So much of what’s written about IoT is either related to infrastructure, networking or telecom. Why is this? One might think that IoT is driven by these capabilities since it requires hardware, connectivity and management capabilities. I would argue, as would many of the public cloud providers, that it has very little to do with hardware and more to do with software. Folks from the likes of Amazon, Microsoft and Google would agree. They’ve even gone so far as to making it simple to deploy, manage, collect and analyze the data coming off the connected things. The main use cases are the output from these analytics, whether they be manual or automated.
These insights are meant to be consumed by users or other machines. This is one reason that IoT came from the carrier craze behind machine-to-machine (M2M) communications, a way for machines to process data coming from other machines. The M2M trend accelerated in the 2000s and reached its fever pitch in 2010, but since then has largely been replaced by IoT, where the use cases go far beyond the carrier space. Most of M2M vendors ended up shifting to IoT, and largely changed approaches, attempting to find the market that eluded them. This shift doesn’t seem to have materialized into meaningful revenue or growth yet, but that may change — the jury’s still out on that strategy.
M2M’s evolution changed concepts from managing a network of devices or service of a network toward things which can be measured in the real world. This is something that allows computing to have access to far more context, including where a device is, the environment the device is in, how it’s being used and how well it’s running, and allows us to programmatically answer countless questions — the possibilities are endless. The value of this data in isolation is limited, but as we start to collect, measure, analyze and integrate the insights from this data to other computing platforms, it becomes incredibly powerful and allows machine learning to appear magical — or what many call artificial intelligence.
Unfortunately those managing and building capabilities for IoT are met with a high degree of complexity.
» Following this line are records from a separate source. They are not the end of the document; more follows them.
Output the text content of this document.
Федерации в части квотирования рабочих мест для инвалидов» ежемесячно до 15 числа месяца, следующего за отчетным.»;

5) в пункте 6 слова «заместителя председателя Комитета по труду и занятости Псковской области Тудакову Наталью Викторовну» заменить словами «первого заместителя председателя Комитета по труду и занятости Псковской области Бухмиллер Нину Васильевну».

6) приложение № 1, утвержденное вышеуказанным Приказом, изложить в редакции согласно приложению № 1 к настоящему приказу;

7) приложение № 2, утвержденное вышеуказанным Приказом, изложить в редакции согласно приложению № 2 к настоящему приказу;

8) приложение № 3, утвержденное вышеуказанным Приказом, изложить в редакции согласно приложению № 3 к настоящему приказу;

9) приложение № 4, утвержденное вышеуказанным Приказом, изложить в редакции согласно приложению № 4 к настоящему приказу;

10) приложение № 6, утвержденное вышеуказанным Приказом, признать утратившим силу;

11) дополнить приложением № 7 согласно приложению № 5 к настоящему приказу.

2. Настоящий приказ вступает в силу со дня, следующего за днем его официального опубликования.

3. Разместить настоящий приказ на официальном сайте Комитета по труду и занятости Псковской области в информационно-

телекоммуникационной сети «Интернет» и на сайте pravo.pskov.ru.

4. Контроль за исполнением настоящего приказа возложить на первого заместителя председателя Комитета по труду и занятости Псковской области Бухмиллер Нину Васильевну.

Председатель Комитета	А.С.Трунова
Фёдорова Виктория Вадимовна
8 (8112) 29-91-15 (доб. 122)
IoT platforms attempt to simplify things, but each has its own ecosystem due to a lack of standards across platforms and hardware. If that fragmentation isn’t bad enough, the lack of well-formed standards also creates further interoperability and security challenges which show up in news headlines daily. We take standards for granted, assuming they will be there to help us avoid lock-in and to enable computing to work across providers and technologies. In IoT, these are completely missing. This causes major gaps in operating and assuring the services and products built on IoT. Through the years, our customers have expressed their concern over these operational challenges, which is why we’ve been investing in building solutions for these problems. But the requirements are always expanding based on the specific customer environments and use cases — an interesting and expanding problem, indeed.
Thankfully, getting visibility across these disconnected components has been made easier. Several application performance monitoring (APM) companies that specialize in visibility and observability are trying to solve this issue with a combination of APIs and automated instrumentation. These platforms, which are not tightly coupled to specific technology providers, enable a view across these technologies. We’ve built one at AppDynamics, and there are other providers doing similar work. This is a natural extension of what we do in the APM market. One of the key capabilities across APM is providing cross-technology visibility for operations, and then analytics on top of the collected and correlated data. The interconnected nature of things, mobile apps, web apps and back-end services makes it a natural fit for APM technologies.
One great example is the connected car, where we see a large set of complex systems involved which start based on drivers using features and apps in the car. In order to run these apps, the carrier/mobile connectivity is heavily used and, naturally, the back-end services of these apps are critical in making connected car systems function. In most cases, there are several third parties involved in delivering and managing connected car services and apps. When there are issues, such as the unlocking feature not working, understanding where the problem is — and which team or third party can remediate the issue — is a big problem. These problems wind up upsetting users and tarnishing the car brand. Being able to visualize the end-to-end flow is a major win across many organizations, for both those in IT and executives who are betting on the connected car being a differentiator. Interestingly, as with any technology, manufacturers are following each other. Four years ago, our first connected car manufacturer started using AppDynamics’ APM system to solve such challenges and gain the visibility needed to visualize the end-to-end flow and keep drivers happy. Fast-forward to today and many top luxury and premium car brands are using our APM technology to help manage this complex connected car ecosystem.
There are many other IoT use cases where similar situations occur, such as connected factories, energy generation and distribution, smart cities, government and more. Solving this complexity will be an increasingly important issue to satisfy customers and ensure that these organizations can continue to innovate and deliver capabilities that differentiate them from their competitors. It’s an exciting time in software when our technologies can help provide that edge, release more quickly or react rapidly to find new opportunities or resolve brand-affecting issues.